As the trial of embattled Illinois political insider Tony Rezko creates headaches for Sen. Barack Obama, the legal fate of Sen. Hillary Clinton's famously disgraced campaign financier is playing out as well.
Norman Hsu, who on Feb. 28 pleaded not guilty to federal charges that he cheated investors out of $20 million, appeared in the Southern District of New York on Friday. There was no trial. Rather, the former Clinton backer and his lawyers were there to structure the process for upcoming legal proceedings. The meeting lasted only 10 or so minutes.
Hsu raised hundreds of thousands of dollars for Democratic officials during his brief, illustrious, and possibly criminal career. One of the chief beneficiaries of his largess was Clinton, who returned nearly a million dollars in donations tied to the disgraced businessman.

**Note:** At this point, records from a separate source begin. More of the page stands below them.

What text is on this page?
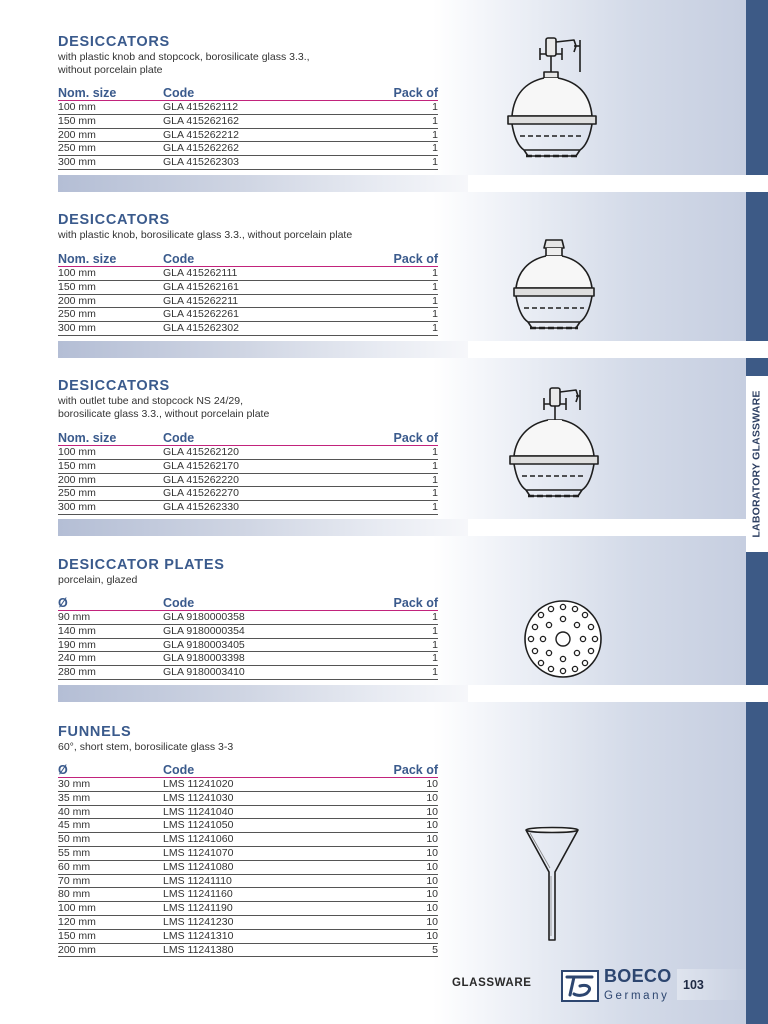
LABORATORY GLASSWARE
DESICCATORS
with plastic knob and stopcock, borosilicate glass 3.3.,
without porcelain plate
Nom. size	Code	Pack of
100 mm	GLA 415262112	1
150 mm	GLA 415262162	1
200 mm	GLA 415262212	1
250 mm	GLA 415262262	1
300 mm	GLA 415262303	1
DESICCATORS
with plastic knob, borosilicate glass 3.3., without porcelain plate
Nom. size	Code	Pack of
100 mm	GLA 415262111	1
150 mm	GLA 415262161	1
200 mm	GLA 415262211	1
250 mm	GLA 415262261	1
300 mm	GLA 415262302	1
DESICCATORS
with outlet tube and stopcock NS 24/29,
borosilicate glass 3.3., without porcelain plate
Nom. size	Code	Pack of
100 mm	GLA 415262120	1
150 mm	GLA 415262170	1
200 mm	GLA 415262220	1
250 mm	GLA 415262270	1
300 mm	GLA 415262330	1
DESICCATOR PLATES
porcelain, glazed
Ø	Code	Pack of
90 mm	GLA 9180000358	1
140 mm	GLA 9180000354	1
190 mm	GLA 9180003405	1
240 mm	GLA 9180003398	1
280 mm	GLA 9180003410	1
FUNNELS
60°, short stem, borosilicate glass 3-3
Ø	Code	Pack of
30 mm	LMS 11241020	10
35 mm	LMS 11241030	10
40 mm	LMS 11241040	10
45 mm	LMS 11241050	10
50 mm	LMS 11241060	10
55 mm	LMS 11241070	10
60 mm	LMS 11241080	10
70 mm	LMS 11241110	10
80 mm	LMS 11241160	10
100 mm	LMS 11241190	10
120 mm	LMS 11241230	10
150 mm	LMS 11241310	10
200 mm	LMS 11241380	5
GLASSWARE	BOECO
Germany
103
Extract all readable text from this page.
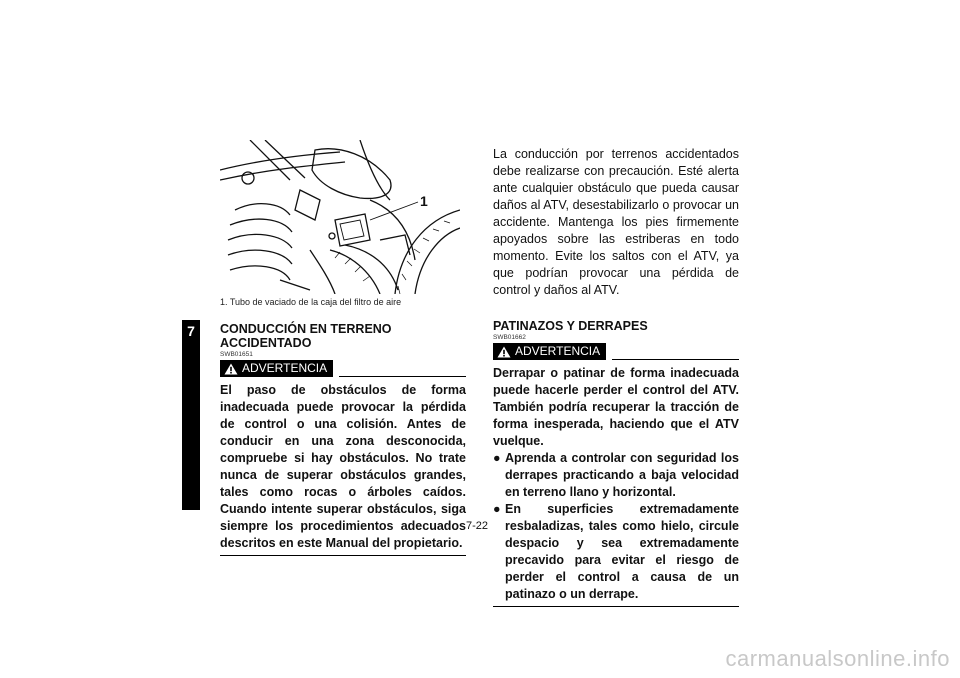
7
1
1. Tubo de vaciado de la caja del filtro de aire

CONDUCCIÓN EN TERRENO ACCIDENTADO

SWB01651

ADVERTENCIA

El paso de obstáculos de forma inadecuada puede provocar la pérdida de control o una colisión. Antes de conducir en una zona desconocida, compruebe si hay obstáculos. No trate nunca de superar obstáculos grandes, tales como rocas o árboles caídos. Cuando intente superar obstáculos, siga siempre los procedimientos adecuados descritos en este Manual del propietario.

La conducción por terrenos accidentados debe realizarse con precaución. Esté alerta ante cualquier obstáculo que pueda causar daños al ATV, desestabilizarlo o provocar un accidente. Mantenga los pies firmemente apoyados sobre las estriberas en todo momento. Evite los saltos con el ATV, ya que podrían provocar una pérdida de control y daños al ATV.

PATINAZOS Y DERRAPES

SWB01662

ADVERTENCIA

Derrapar o patinar de forma inadecuada puede hacerle perder el control del ATV. También podría recuperar la tracción de forma inesperada, haciendo que el ATV vuelque.

● Aprenda a controlar con seguridad los derrapes practicando a baja velocidad en terreno llano y horizontal.
● En superficies extremadamente resbaladizas, tales como hielo, circule despacio y sea extremadamente precavido para evitar el riesgo de perder el control a causa de un patinazo o un derrape.
7-22
carmanualsonline.info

That controversy occurred early on in the campaign and has really not emerged as an issue since. Rezko, by contrast, has dominated much of the recent campaign coverage. The Chicago-based political fundraiser and businessman is accused of shaking down companies seeking state business. He also helped Obama purchase his home by buying an adjoining lot (the house could only sell if that lot, too, was purchased).
There has been speculation that, in his defense, Rezko's attorneys may call Obama to the stand, which would of course be unwelcome news for the senator. No word if Hsu will do the same. There is speculation that his case will ultimately be settled by plea bargain.